In [None]:
from funcs_for_huff_notebook import *

I'm importing a few functions that help me show what's going on. These are the functions:
1. count_chars: This counts each character in a string and creates a dictionary storing the counts.
2. display_tree: This displays a binary tree.
3. display_decode: This shows the process of decoding a Huffman coded string.

# Huffman coding

Huffman coding is an algorithm for encoding a string. It is the most efficient method that encodes each symbol separately. It creates a binary tree that encodes each character as a binary string.

To get started, type some words below:

In [None]:
some_string = input('Type some words: ')

Currently, this string is encoded in ascii. This means that each character is written using 1 byte, which is 8 bits. Therefore the number of bits used to encode this string is:

In [None]:
len(some_string) * 8

With Huffman coding, we can create a binary string that encodes this string in fewer bits.

The first step to encoding this string is to count how many times each character appears in it.

In [None]:
count_dict = count_chars(some_string)

count_dict

Using this count, we create a very specific binary tree. I'll be storing the tree using a list of tuples. Each tuple will correspond to a node, and will have four values: a string as a key, the total number of times a character in the key appears in the input string, and the position of the left child in the list. Because of how we build our tree, every parent node has a left and a right child, and the position of the right child is always one more than the position of the left child.

The first nodes we put in our tree are the characters. I add them sorted by frequency, because this makes other steps in the algorithm easier.

In [None]:
sorted_KV_pairs = sorted(count_dict.items(), key=lambda x:x[1])
huff_tree = [(key, value, None) for key, value in sorted_KV_pairs]

display_tree(huff_tree)

Our "tree" isn't much to look at right now, but we'll fix that.

Now, we create a new node that is the parent of the two nodes with lowest values. The key to this node contains both keys of the child nodes, so the total number of times a character from this key shows up in the input string is the sum of the times each character from the child nodes shows up.

In [None]:
lowest_node, second_lowest_node = huff_tree[0:2]
rarest_character, rarest_appearances  = lowest_node[0:2]
second_rarest_character, second_rarest_appearances = second_lowest_node[0:2]
new_node = (rarest_character + second_rarest_character, rarest_appearances + second_rarest_appearances, 0)

We insert this node in a way that keeps the nodes sorted by frequency in the list.

In [None]:
j = 2
while j < len(huff_tree) and huff_tree[j][1] < new_node[1]:
    j += 1
huff_tree.insert(j, new_node)

display_tree(huff_tree, showchange=True)

Now we have a sort of mini-tree going on.

If we continue to repeat this process, we'll keep adding new parent nodes to our tree.
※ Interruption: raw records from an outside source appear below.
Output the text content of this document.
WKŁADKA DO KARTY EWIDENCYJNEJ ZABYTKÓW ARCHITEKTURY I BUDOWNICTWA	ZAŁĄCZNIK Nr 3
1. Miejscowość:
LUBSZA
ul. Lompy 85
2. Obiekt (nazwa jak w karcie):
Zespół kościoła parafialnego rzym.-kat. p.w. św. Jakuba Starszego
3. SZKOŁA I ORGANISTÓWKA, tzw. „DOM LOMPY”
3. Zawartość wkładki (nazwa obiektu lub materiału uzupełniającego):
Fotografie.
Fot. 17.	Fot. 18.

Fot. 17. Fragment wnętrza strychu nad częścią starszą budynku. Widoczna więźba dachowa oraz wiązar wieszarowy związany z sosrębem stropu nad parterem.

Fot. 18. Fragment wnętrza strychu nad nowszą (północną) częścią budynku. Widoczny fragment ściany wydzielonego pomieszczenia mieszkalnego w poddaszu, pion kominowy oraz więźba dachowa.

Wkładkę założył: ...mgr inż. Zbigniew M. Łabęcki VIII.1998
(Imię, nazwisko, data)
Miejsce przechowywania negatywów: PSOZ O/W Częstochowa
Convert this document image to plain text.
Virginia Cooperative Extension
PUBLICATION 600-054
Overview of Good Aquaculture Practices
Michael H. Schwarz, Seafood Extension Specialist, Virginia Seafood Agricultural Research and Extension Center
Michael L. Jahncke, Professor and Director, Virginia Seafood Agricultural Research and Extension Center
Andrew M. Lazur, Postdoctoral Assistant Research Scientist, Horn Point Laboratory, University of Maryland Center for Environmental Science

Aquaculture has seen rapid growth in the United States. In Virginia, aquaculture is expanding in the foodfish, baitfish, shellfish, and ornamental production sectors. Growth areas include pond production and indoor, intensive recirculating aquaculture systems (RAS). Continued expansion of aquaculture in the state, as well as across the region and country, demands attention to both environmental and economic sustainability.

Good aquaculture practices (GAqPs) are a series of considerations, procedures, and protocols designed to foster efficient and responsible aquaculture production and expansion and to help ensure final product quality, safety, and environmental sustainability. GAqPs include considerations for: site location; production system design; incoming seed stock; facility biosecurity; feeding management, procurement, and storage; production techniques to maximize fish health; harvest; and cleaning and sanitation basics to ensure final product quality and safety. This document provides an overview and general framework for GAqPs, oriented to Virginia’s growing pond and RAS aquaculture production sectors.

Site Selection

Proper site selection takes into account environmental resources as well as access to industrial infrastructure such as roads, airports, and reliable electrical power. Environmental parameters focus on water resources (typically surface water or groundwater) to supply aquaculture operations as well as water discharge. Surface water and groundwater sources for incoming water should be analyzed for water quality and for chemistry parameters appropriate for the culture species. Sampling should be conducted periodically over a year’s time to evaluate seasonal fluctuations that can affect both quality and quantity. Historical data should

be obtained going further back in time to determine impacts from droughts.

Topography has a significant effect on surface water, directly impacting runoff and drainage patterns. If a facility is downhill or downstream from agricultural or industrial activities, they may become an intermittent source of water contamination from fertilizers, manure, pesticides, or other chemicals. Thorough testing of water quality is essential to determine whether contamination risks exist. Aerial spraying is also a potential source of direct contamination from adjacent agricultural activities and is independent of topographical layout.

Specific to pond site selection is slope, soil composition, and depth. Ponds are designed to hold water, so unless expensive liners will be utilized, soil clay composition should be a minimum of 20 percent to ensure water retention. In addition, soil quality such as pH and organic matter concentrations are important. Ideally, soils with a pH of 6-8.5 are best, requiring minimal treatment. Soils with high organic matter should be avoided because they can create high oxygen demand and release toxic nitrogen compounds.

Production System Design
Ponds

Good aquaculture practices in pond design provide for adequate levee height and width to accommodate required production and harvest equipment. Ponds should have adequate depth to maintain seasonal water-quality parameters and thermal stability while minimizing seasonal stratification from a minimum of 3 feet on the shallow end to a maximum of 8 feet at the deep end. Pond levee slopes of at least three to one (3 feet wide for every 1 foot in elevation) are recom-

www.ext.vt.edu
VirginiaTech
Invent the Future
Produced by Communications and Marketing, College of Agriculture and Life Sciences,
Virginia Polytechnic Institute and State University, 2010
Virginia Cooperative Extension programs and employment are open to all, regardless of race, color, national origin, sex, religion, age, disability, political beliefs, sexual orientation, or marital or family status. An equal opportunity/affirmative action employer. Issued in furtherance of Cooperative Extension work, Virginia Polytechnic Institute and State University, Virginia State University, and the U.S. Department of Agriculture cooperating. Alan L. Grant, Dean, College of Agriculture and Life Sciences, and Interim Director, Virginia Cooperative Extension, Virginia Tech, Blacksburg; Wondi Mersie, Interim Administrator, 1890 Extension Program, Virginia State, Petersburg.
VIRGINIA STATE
We'll even add parent nodes to nodes that are already parent nodes if they have a low enough frequency. Eventually, we'll add a root node whose key contains all the characters we have in our string, and our tree will be complete.

In [None]:
i = 2
while i+1 < len(huff_tree):
    lowest_node, second_lowest_node = huff_tree[i:i+2]
    total_frequency = lowest_node[1] + second_lowest_node[1]
    new_node = (lowest_node[0] + second_lowest_node[0], total_frequency, i)
    
    i += 2
    
    j = i
    while j < len(huff_tree) and huff_tree[j][1] < total_frequency:
        j += 1
    huff_tree.insert(j, new_node)
    display_tree(huff_tree, showchange=True)

Now we have a complete binary tree. To get the binary encodings for each character, we trace the path from the root to the tree, using a string to keep track of the path. We write a '0' to the string if we go to the left child, and we write a '1' for the right child.

I do this using a breadth-first recursion, and I store the binary strings in a dictionary.

In [None]:
def get_binary_strings(tree, encoding_dict, current_node, current_string):
    current_key = current_node[0]
    if len(current_key) == 1:
        encoding_dict[current_key] = current_string
    else:
        left_child = tree[current_node[2]]
        get_binary_strings(tree, encoding_dict, left_child, current_string + '0')
        
        right_child = tree[current_node[2]+1]
        get_binary_strings(tree, encoding_dict, right_child, current_string + '1')

In [None]:
encoding_dict = {}
root = huff_tree[-1]
get_binary_strings(huff_tree, encoding_dict, root, '')

encoding_dict

To get the binary encoding for our string, we simply replace each character in the string with its binary encoding.

In [None]:
encoded_string = ''.join(encoding_dict[char] for char in some_string)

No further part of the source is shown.